In September 2012, the District Court remanded the case to the ALJ because the record did not include a vocational expert’s testimony. In May 2013, the ALJ held another hearing at which a vocational expert testified. Davern again appeared with counsel. Based on the expert’s testimony, the ALJ found that there were appropriate jobs in significant numbers in the national economy that Davern could have, performed. The ALJ again concluded that Da-vern was not disabled under the Social Security Act, 42 U.S.C. §§ 401-433.

Davern exhausted his administrative remedies and again sought the District Court’s review of the Commissioner’s decision under 42 U.S.C. § 405(g). The Magistrate Judge recommended affirming the ALJ’s benefits denial. The District Court overruled Davern’s objections to the Magistrate Judge’s report, adopted the recommendation, and dismissed with prejudice. Davern timely appealed.

II.

The District Court had jurisdiction to review the Commissioner’s final administrative decision under 42 U.S.C. § 405(g). We have jurisdiction under 28 U.S.C. § 1291.

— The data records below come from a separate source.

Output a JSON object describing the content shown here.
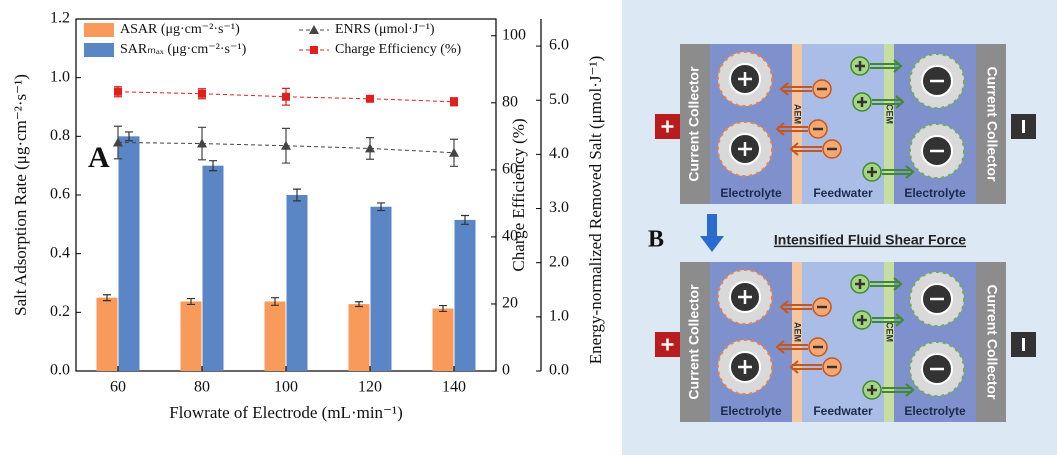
{
  "chart_data": {
    "type": "bar",
    "panel_label": "A",
    "x_label": "Flowrate of Electrode (mL·min⁻¹)",
    "y_label": "Salt Adsorption Rate (μg·cm⁻²·s⁻¹)",
    "y2_label": "Charge Efficiency (%)",
    "y3_label": "Energy-normalized Removed Salt (μmol·J⁻¹)",
    "categories": [
      "60",
      "80",
      "100",
      "120",
      "140"
    ],
    "ylim": [
      0,
      1.2
    ],
    "yticks": [
      {
        "value": 0,
        "label": "0.0"
      },
      0.2,
      0.4,
      0.6,
      0.8,
      {
        "value": 1,
        "label": "1.0"
      },
      1.2
    ],
    "y2lim": [
      0,
      105
    ],
    "y2ticks": [
      0,
      20,
      40,
      60,
      80,
      100
    ],
    "y3lim": [
      0,
      6.5
    ],
    "y3ticks": [
      {
        "value": 0,
        "label": "0.0"
      },
      {
        "value": 1,
        "label": "1.0"
      },
      {
        "value": 2,
        "label": "2.0"
      },
      {
        "value": 3,
        "label": "3.0"
      },
      {
        "value": 4,
        "label": "4.0"
      },
      {
        "value": 5,
        "label": "5.0"
      },
      {
        "value": 6,
        "label": "6.0"
      }
    ],
    "series": [
      {
        "name": "ASAR (μg·cm⁻²·s⁻¹)",
        "type": "bar",
        "color": "#f79a5a",
        "values": [
          0.25,
          0.237,
          0.237,
          0.228,
          0.213
        ],
        "errors": [
          0.01,
          0.01,
          0.013,
          0.008,
          0.01
        ]
      },
      {
        "name": "SARₘₐₓ (μg·cm⁻²·s⁻¹)",
        "type": "bar",
        "color": "#5b86c5",
        "values": [
          0.8,
          0.7,
          0.6,
          0.56,
          0.515
        ],
        "errors": [
          0.015,
          0.017,
          0.02,
          0.013,
          0.015
        ]
      },
      {
        "name": "ENRS (μmol·J⁻¹)",
        "type": "line",
        "axis": "y3",
        "marker": "triangle",
        "color": "#444444",
        "values": [
          4.22,
          4.2,
          4.16,
          4.11,
          4.03
        ],
        "errors": [
          0.3,
          0.3,
          0.32,
          0.2,
          0.25
        ]
      },
      {
        "name": "Charge Efficiency (%)",
        "type": "line",
        "axis": "y2",
        "marker": "square",
        "color": "#e0201c",
        "values": [
          83.3,
          82.7,
          81.8,
          81.2,
          80.3
        ],
        "errors": [
          1.5,
          1.5,
          2.5,
          0.8,
          1.2
        ]
      }
    ]
  },
  "diagram": {
    "panel_label": "B",
    "caption": "Intensified Fluid Shear Force",
    "panels": [
      {
        "left_collector": "Current Collector",
        "right_collector": "Current Collector",
        "left_region": "Electrolyte",
        "middle_region": "Feedwater",
        "right_region": "Electrolyte",
        "aem": "AEM",
        "cem": "CEM"
      },
      {
        "left_collector": "Current Collector",
        "right_collector": "Current Collector",
        "left_region": "Electrolyte",
        "middle_region": "Feedwater",
        "right_region": "Electrolyte",
        "aem": "AEM",
        "cem": "CEM"
      }
    ]
  }
}
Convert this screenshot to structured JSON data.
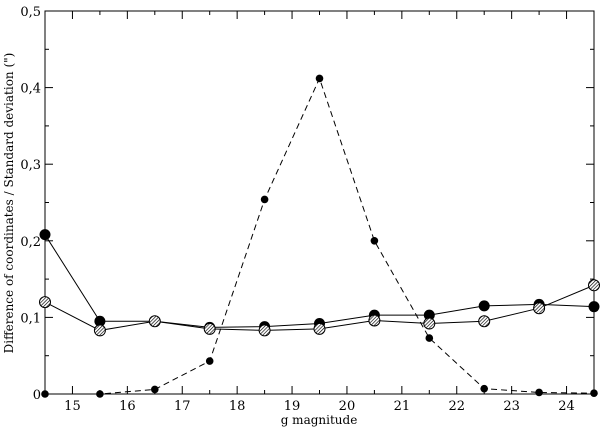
{
  "chart_data": {
    "type": "line",
    "title": "",
    "xlabel": "g magnitude",
    "ylabel": "Difference of coordinates / Standard deviation (\")",
    "xlim": [
      14.5,
      24.5
    ],
    "ylim": [
      0,
      0.5
    ],
    "x_ticks": [
      "15",
      "16",
      "17",
      "18",
      "19",
      "20",
      "21",
      "22",
      "23",
      "24"
    ],
    "y_ticks": [
      "0",
      "0,1",
      "0,2",
      "0,3",
      "0,4",
      "0,5"
    ],
    "grid": false,
    "legend": "none",
    "x": [
      14.5,
      15.5,
      16.5,
      17.5,
      18.5,
      19.5,
      20.5,
      21.5,
      22.5,
      23.5,
      24.5
    ],
    "series": [
      {
        "marker": "large-filled-circle",
        "line": "solid",
        "values": [
          0.208,
          0.095,
          0.095,
          0.087,
          0.088,
          0.092,
          0.103,
          0.103,
          0.115,
          0.117,
          0.114
        ]
      },
      {
        "marker": "hatched-circle",
        "line": "solid",
        "values": [
          0.12,
          0.083,
          0.095,
          0.085,
          0.083,
          0.085,
          0.096,
          0.092,
          0.095,
          0.112,
          0.142
        ]
      },
      {
        "marker": "small-filled-circle",
        "line": "dashed",
        "values": [
          0.0,
          0.0,
          0.006,
          0.043,
          0.254,
          0.412,
          0.2,
          0.073,
          0.007,
          0.002,
          0.001
        ]
      }
    ]
  }
}
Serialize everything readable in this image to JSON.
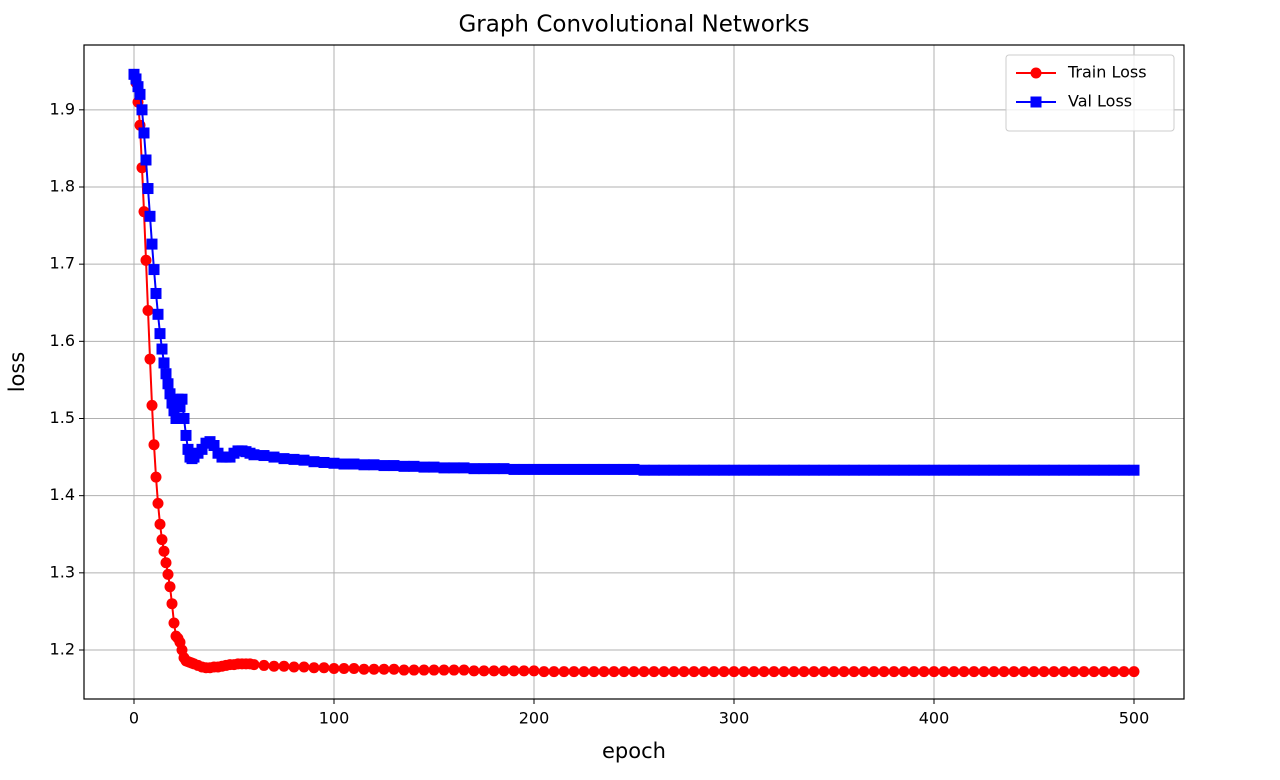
{
  "chart_data": {
    "type": "line",
    "title": "Graph Convolutional Networks",
    "x_label": "epoch",
    "y_label": "loss",
    "x": [
      0,
      1,
      2,
      3,
      4,
      5,
      6,
      7,
      8,
      9,
      10,
      11,
      12,
      13,
      14,
      15,
      16,
      17,
      18,
      19,
      20,
      21,
      22,
      23,
      24,
      25,
      26,
      27,
      28,
      29,
      30,
      32,
      34,
      36,
      38,
      40,
      42,
      44,
      46,
      48,
      50,
      52,
      54,
      56,
      58,
      60,
      65,
      70,
      75,
      80,
      85,
      90,
      95,
      100,
      105,
      110,
      115,
      120,
      125,
      130,
      135,
      140,
      145,
      150,
      155,
      160,
      165,
      170,
      175,
      180,
      185,
      190,
      195,
      200,
      205,
      210,
      215,
      220,
      225,
      230,
      235,
      240,
      245,
      250,
      255,
      260,
      265,
      270,
      275,
      280,
      285,
      290,
      295,
      300,
      305,
      310,
      315,
      320,
      325,
      330,
      335,
      340,
      345,
      350,
      355,
      360,
      365,
      370,
      375,
      380,
      385,
      390,
      395,
      400,
      405,
      410,
      415,
      420,
      425,
      430,
      435,
      440,
      445,
      450,
      455,
      460,
      465,
      470,
      475,
      480,
      485,
      490,
      495,
      500
    ],
    "series": [
      {
        "name": "Train Loss",
        "color": "#ff0000",
        "marker": "circle",
        "values": [
          1.946,
          1.935,
          1.91,
          1.88,
          1.825,
          1.768,
          1.705,
          1.64,
          1.577,
          1.517,
          1.466,
          1.424,
          1.39,
          1.363,
          1.343,
          1.328,
          1.313,
          1.298,
          1.282,
          1.26,
          1.235,
          1.218,
          1.215,
          1.21,
          1.2,
          1.19,
          1.186,
          1.185,
          1.184,
          1.183,
          1.182,
          1.18,
          1.178,
          1.177,
          1.177,
          1.178,
          1.178,
          1.179,
          1.18,
          1.181,
          1.181,
          1.182,
          1.182,
          1.182,
          1.182,
          1.181,
          1.18,
          1.179,
          1.179,
          1.178,
          1.178,
          1.177,
          1.177,
          1.176,
          1.176,
          1.176,
          1.175,
          1.175,
          1.175,
          1.175,
          1.174,
          1.174,
          1.174,
          1.174,
          1.174,
          1.174,
          1.174,
          1.173,
          1.173,
          1.173,
          1.173,
          1.173,
          1.173,
          1.173,
          1.172,
          1.172,
          1.172,
          1.172,
          1.172,
          1.172,
          1.172,
          1.172,
          1.172,
          1.172,
          1.172,
          1.172,
          1.172,
          1.172,
          1.172,
          1.172,
          1.172,
          1.172,
          1.172,
          1.172,
          1.172,
          1.172,
          1.172,
          1.172,
          1.172,
          1.172,
          1.172,
          1.172,
          1.172,
          1.172,
          1.172,
          1.172,
          1.172,
          1.172,
          1.172,
          1.172,
          1.172,
          1.172,
          1.172,
          1.172,
          1.172,
          1.172,
          1.172,
          1.172,
          1.172,
          1.172,
          1.172,
          1.172,
          1.172,
          1.172,
          1.172,
          1.172,
          1.172,
          1.172,
          1.172,
          1.172,
          1.172,
          1.172,
          1.172,
          1.172
        ]
      },
      {
        "name": "Val Loss",
        "color": "#0000ff",
        "marker": "square",
        "values": [
          1.946,
          1.94,
          1.93,
          1.92,
          1.9,
          1.87,
          1.835,
          1.798,
          1.762,
          1.726,
          1.693,
          1.662,
          1.635,
          1.61,
          1.59,
          1.572,
          1.558,
          1.545,
          1.532,
          1.52,
          1.51,
          1.5,
          1.525,
          1.515,
          1.525,
          1.5,
          1.478,
          1.46,
          1.45,
          1.448,
          1.45,
          1.455,
          1.46,
          1.468,
          1.47,
          1.465,
          1.455,
          1.45,
          1.45,
          1.45,
          1.455,
          1.458,
          1.458,
          1.457,
          1.455,
          1.453,
          1.452,
          1.45,
          1.448,
          1.447,
          1.446,
          1.444,
          1.443,
          1.442,
          1.441,
          1.441,
          1.44,
          1.44,
          1.439,
          1.439,
          1.438,
          1.438,
          1.437,
          1.437,
          1.436,
          1.436,
          1.436,
          1.435,
          1.435,
          1.435,
          1.435,
          1.434,
          1.434,
          1.434,
          1.434,
          1.434,
          1.434,
          1.434,
          1.434,
          1.434,
          1.434,
          1.434,
          1.434,
          1.434,
          1.433,
          1.433,
          1.433,
          1.433,
          1.433,
          1.433,
          1.433,
          1.433,
          1.433,
          1.433,
          1.433,
          1.433,
          1.433,
          1.433,
          1.433,
          1.433,
          1.433,
          1.433,
          1.433,
          1.433,
          1.433,
          1.433,
          1.433,
          1.433,
          1.433,
          1.433,
          1.433,
          1.433,
          1.433,
          1.433,
          1.433,
          1.433,
          1.433,
          1.433,
          1.433,
          1.433,
          1.433,
          1.433,
          1.433,
          1.433,
          1.433,
          1.433,
          1.433,
          1.433,
          1.433,
          1.433,
          1.433,
          1.433,
          1.433,
          1.433
        ]
      }
    ],
    "xlim": [
      -25,
      525
    ],
    "xticks": [
      0,
      100,
      200,
      300,
      400,
      500
    ],
    "ylim": [
      1.1365,
      1.984
    ],
    "yticks": [
      1.2,
      1.3,
      1.4,
      1.5,
      1.6,
      1.7,
      1.8,
      1.9
    ],
    "grid": true,
    "legend": "upper right"
  }
}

We review disability decisions using the same standard as the District Court. Burnett v. Comm’r of Soc. Sec., 220 F.3d 112, 118 (3d Cir. 2000). The Social Security Act, 42 U.S.C. § 405(g), states that “[t]he findings of the Commissioner of Social Security as to any fact, if supported by substantial evidence, shall be conclusive.” Substantial evidence is “more than a mere scintilla.” Richardson v. Perales, 402 U.S. 389, 401, 91 S.Ct. 1420, 28 L.Ed.2d 842 (1971) (quotation marks omitted). “[S]uch relevant evidence as a reasonable mind might accept as adequate to support a conclusion” is sufficient. Id. (quotation marks omitted). “Where the ALJ’s findings of fact are supported by substantial evidence, we are bound by those findings, even if we would have decided the factual inquiry differently.” Fargnoli v. Massanari, 247 F.3d 34, 38 (3d Cir. 2001) (citation omitted).

III.

“[T]o establish a disability under the Social Security Act, a claimant must demonstrate there is some medically determinable basis for an impairment that prevents him from engaging in any substantial gainful activity for a statutory twelve-month period.” Plummer v. Apfel, 186 F.3d 422, 427 (3d Cir. 1999) (quotation marks omitted). The claimant must show the existence of a disability based on “such medical and other evidence of the existence thereof as the Commissioner of Social Security may require.” 42 U.S.C. § 423(d)(5)(A); 20 C.F.R.